Other songs from these sessions include "Barefoot Floors", "Bad News", "Tie Plate Yodel #3", "Kansas", "Mexico" (the latter two "solo Young performances—short, fragmentary and hallucinogenic") and "Florida" ("some cockamamie spoken-word dream [printed out, for reasons no one can remember, in the booklet for 'Tonight's the Night'], set to the shrieking accompaniment of either Young or Keith drawing a wet finger around the rim of a glass").[2]

There has been much confusion and speculation as to which of these 10 songs were slated for the album's final track selection.

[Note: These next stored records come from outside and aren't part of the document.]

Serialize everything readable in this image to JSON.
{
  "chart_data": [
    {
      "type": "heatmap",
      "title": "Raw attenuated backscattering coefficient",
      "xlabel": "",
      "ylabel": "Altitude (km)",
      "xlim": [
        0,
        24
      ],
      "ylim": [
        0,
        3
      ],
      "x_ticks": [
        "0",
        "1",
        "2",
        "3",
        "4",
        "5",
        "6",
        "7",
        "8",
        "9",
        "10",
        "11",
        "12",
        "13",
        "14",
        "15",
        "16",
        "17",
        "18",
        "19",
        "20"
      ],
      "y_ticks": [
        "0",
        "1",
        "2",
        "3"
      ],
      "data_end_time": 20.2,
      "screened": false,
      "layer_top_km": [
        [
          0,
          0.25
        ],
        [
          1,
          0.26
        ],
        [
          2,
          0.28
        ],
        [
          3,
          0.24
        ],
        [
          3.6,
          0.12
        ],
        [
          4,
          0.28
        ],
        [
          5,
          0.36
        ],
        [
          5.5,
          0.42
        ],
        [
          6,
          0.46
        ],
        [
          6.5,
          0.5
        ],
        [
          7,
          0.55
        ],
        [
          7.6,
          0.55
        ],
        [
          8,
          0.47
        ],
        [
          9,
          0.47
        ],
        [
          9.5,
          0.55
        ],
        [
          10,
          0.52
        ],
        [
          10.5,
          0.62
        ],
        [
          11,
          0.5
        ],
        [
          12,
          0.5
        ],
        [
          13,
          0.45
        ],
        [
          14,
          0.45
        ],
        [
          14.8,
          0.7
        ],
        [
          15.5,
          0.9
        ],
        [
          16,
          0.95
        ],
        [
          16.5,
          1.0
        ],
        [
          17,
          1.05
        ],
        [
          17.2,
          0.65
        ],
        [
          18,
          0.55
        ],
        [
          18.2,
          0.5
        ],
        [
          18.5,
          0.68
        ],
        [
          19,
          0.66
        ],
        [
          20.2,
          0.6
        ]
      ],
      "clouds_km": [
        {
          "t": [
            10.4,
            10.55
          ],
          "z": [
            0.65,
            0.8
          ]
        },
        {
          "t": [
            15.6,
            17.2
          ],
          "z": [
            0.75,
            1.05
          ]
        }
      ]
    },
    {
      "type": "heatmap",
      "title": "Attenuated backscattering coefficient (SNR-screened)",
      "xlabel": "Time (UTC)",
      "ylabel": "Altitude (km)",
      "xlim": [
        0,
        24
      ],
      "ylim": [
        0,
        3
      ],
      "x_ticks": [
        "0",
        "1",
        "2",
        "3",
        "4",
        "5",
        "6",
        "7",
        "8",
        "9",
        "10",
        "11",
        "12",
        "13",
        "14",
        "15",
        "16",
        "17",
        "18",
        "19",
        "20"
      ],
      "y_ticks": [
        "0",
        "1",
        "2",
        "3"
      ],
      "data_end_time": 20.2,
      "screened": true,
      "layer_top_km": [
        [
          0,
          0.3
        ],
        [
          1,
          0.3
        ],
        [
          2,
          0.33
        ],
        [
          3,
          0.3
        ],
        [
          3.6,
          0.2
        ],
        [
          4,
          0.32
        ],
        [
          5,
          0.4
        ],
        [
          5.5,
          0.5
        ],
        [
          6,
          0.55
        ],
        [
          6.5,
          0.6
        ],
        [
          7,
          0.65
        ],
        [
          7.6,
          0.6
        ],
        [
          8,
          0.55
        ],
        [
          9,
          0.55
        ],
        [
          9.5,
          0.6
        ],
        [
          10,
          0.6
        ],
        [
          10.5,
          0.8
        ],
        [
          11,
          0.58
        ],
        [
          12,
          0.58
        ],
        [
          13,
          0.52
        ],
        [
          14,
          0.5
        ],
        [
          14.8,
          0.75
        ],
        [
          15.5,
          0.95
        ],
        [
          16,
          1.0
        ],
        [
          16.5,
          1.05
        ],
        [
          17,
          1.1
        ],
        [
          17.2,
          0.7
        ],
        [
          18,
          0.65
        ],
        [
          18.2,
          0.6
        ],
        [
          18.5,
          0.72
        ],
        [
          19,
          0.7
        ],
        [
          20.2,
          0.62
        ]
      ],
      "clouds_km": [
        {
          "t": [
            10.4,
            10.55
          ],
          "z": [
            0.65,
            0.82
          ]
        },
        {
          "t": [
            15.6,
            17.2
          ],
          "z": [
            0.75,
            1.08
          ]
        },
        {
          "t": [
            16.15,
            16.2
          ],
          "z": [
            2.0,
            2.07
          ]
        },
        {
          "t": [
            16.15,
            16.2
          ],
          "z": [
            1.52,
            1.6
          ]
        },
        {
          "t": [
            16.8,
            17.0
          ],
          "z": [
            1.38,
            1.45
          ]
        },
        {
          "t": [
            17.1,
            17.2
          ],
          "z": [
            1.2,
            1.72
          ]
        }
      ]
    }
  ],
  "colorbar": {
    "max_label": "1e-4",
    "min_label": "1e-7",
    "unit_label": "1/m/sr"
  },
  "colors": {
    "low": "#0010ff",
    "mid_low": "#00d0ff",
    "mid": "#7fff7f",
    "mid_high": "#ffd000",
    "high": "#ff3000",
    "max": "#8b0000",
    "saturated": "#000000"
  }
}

Additionally, Young also had other songs like "Mediterranean," "Through My Sails," and "Hawaiian Sunrise" (aka "Maui Mama"), scheduled for a water-themed album; other songs, including "Human Highway," "Pushed it Over the End" and "Traces" were saved for the planned CSNY reunion album that would not materialize for another 14 years. Contrary to speculation, these songs were never considered for the Homegrown project.


Elliot Mazer produced the sessions. Musicians on the album included Tim Drummond, Emmylou Harris, Levon Helm, Karl T. Himmel, Ben Keith, Robbie Robertson, Ben Scribner and Ellen Talbot.


  1. ^ a b Thomas Erlewine, undated. All Music entry on Neil Young at mtv.com. Accessed April 23, 2008.
  2. ^ a b c d e f g h i j k l McDonough, Jimmy (2002). Shakey. New York: Random House. ISBN 0-679-75096-7.